For each downstream analysis, the granularity choice goes into the chapter intro: forecasting at Department level (more data per series), clustering at Family level (interpretable items), embeddings at SKU level (finest functional differences).
## 5. Audit summary — what the downstream chapters now know
After this chapter, every analysis downstream has access to:
| Field | Meaning |
|---|---|
| `department` | One of 6 store-floor sections (above category) |
| `bundle_group` | Functional product-system membership (or empty for standalone) |
| `flag_low_volume` (computed) | < 0.5% of revenue |
| `flag_long_silent` (computed) | > 90 days since last sale |
| `flag_discontinued` | Both `low_volume` AND `long_silent` — operationally end-of-life |
```{python}
#| label: audit-table
audit_table = article_summary.assign(
flag_discontinued=lambda d: d["flag_low_volume"] & d["flag_long_silent"]
)[["article_name", "product_group", "revenue", "revenue_share",
"days_silent", "flag_low_volume", "flag_long_silent", "flag_discontinued"]]
print(f"{len(audit_table)} articles audited, "
f"{int(audit_table['flag_discontinued'].sum())} flagged as discontinued")
audit_table.head(10).round({"revenue": 0, "revenue_share": 4})
```
## A note on iteration
This audit chapter is a refactor, not pristine first-thought work.

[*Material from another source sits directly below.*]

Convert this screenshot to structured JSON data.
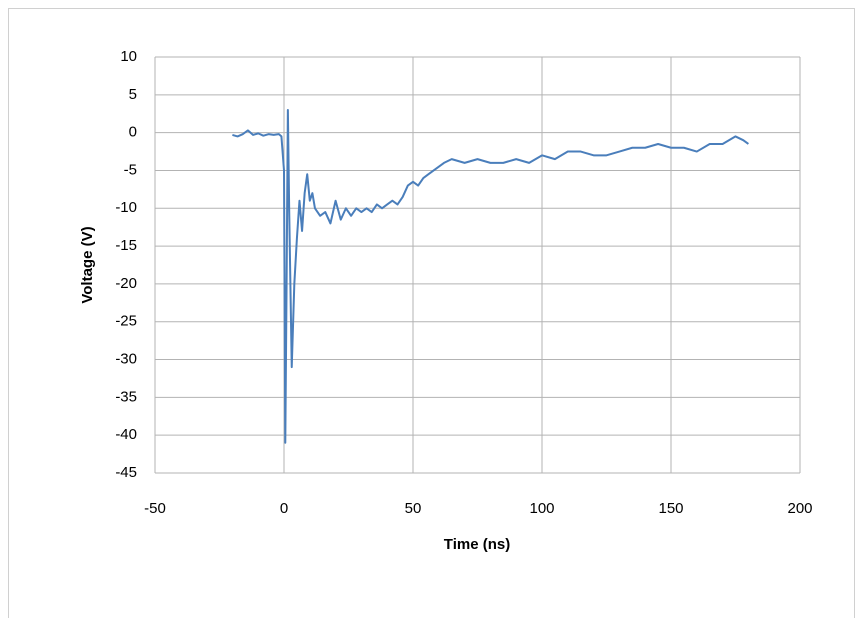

It was added after the first analytical pass surfaced findings that domain experts would have caught instantly — the `dvd_player` situation, the `bed → mattress` rules, products lurking in the bottom of every cluster. Surfacing those earlier as "data quality / catalog hygiene" issues, rather than letting them appear as analytical conclusions, is exactly the iterative refinement that's standard in real analytical work.
Showing the iteration here, instead of pretending the audit was always there, is the more honest framing — and arguably the more useful one to readers learning analytical practice.